The Equations to Solve to Generalize SR

Eugene Shubert

Is This System Solvable?

What is the general solution to the equation set numbered (64) to (66) of http://www.everythingimportant.org/relativity?

I'm also looking for the general solution to the following question, or to a more manageable set of equations that describes the problem.

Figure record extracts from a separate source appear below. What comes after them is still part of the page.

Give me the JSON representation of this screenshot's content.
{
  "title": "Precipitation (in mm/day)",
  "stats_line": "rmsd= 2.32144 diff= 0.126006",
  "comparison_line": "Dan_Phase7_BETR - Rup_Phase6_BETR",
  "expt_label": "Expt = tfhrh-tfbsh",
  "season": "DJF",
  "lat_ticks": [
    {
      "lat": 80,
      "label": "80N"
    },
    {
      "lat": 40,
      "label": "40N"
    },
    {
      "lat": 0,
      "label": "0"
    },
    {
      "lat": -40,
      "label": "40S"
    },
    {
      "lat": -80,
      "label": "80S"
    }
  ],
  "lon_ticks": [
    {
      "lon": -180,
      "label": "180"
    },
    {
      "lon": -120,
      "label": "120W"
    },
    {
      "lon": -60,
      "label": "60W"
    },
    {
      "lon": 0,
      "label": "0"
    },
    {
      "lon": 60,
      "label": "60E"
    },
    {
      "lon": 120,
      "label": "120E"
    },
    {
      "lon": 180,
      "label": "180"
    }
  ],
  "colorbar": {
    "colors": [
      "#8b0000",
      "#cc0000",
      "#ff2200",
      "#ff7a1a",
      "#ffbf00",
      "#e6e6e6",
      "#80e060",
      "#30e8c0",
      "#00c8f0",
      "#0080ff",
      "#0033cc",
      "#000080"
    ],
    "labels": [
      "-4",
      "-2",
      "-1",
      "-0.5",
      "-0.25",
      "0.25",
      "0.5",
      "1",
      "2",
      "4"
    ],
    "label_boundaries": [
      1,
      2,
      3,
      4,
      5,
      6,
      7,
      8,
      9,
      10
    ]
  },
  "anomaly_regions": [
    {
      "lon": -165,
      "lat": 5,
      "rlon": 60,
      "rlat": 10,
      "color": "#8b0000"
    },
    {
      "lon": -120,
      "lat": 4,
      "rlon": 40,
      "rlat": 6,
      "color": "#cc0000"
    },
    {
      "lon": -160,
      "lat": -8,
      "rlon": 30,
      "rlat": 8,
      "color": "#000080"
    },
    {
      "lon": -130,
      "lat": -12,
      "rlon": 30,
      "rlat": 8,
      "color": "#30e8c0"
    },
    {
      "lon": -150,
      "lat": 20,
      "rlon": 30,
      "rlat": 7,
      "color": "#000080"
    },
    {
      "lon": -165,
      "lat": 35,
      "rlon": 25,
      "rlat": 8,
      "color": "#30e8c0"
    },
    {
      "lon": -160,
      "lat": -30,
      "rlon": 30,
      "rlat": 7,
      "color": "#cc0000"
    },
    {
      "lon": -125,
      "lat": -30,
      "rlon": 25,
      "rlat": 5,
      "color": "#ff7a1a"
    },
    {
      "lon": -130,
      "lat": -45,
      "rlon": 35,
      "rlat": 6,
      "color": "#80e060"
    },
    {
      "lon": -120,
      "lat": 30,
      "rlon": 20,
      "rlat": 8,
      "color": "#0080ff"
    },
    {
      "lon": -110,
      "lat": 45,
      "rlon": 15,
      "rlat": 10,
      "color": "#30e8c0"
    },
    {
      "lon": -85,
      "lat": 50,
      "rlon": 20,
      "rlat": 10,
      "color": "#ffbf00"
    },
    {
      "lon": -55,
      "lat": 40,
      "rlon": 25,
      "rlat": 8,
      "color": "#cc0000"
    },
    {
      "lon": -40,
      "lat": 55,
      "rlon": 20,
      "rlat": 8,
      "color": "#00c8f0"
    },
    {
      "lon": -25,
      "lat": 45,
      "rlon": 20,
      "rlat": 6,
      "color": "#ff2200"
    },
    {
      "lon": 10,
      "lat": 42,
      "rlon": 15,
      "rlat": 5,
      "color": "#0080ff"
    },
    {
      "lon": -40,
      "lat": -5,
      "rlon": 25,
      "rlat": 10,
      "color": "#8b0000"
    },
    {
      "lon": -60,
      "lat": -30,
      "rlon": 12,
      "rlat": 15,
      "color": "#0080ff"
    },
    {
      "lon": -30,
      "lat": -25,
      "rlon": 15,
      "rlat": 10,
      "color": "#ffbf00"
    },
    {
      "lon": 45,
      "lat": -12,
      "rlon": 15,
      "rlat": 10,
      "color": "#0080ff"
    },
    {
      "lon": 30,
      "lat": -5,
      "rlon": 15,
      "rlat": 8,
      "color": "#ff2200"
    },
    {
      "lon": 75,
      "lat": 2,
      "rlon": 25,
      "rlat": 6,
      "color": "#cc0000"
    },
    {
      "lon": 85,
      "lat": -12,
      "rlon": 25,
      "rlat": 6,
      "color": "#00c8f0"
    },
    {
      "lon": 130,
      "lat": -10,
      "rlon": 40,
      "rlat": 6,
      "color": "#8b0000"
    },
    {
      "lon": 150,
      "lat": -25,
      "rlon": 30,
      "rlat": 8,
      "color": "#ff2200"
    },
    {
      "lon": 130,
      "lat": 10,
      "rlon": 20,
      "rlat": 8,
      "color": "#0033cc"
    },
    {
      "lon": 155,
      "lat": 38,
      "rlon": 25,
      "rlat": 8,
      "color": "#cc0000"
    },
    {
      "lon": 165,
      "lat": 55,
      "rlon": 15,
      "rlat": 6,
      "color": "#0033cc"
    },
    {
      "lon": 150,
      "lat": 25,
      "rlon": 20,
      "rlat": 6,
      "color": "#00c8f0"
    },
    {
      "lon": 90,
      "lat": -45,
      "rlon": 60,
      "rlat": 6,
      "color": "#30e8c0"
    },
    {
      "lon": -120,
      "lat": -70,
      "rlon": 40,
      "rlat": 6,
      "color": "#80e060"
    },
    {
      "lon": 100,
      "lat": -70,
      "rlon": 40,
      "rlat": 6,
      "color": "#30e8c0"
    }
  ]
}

Suppose that there is a sufficiently differentiable real-valued function of three real variables T(R,S,w), defined everywhere except the point w=0, that has the following properties:

For all X, Y, a, b, such that a is not equal to zero, b is not equal to zero, and a+b is not equal to zero, there exists a unique Z = Z(X,Y,a,b) such that the following identities are always true:

T(X, Y, a) = T(X, Z, a+b)

T(Y, X, -a) = T(Y, Z, b)

T(Z, Y, -b) = T(Z, X, -a-b)

Note that the uniqueness of Z = Z(X,Y,a,b) is quite remarkable in that Z is defined by three different equations!

I am also requiring the symmetry that there is a unique X = X(Y,Z,a,b) that satisfies all three functional equations for all Y, Z, a, b, such that a is not equal to zero, b is not equal to zero, and a+b is not equal to zero. Similarly for Y.

It's easy to see that the function T(R,S,w) = R/tanh(w) – S/sinh(w) has all these properties. However, I'm looking for the most general solution to the problem.

I vaguely remember something about rank and the Jacobian of a transformation being zero in certain circumstances, and I assume that a system of PDEs may arise from my three functional equations from that angle.

Any insights would be greatly appreciated.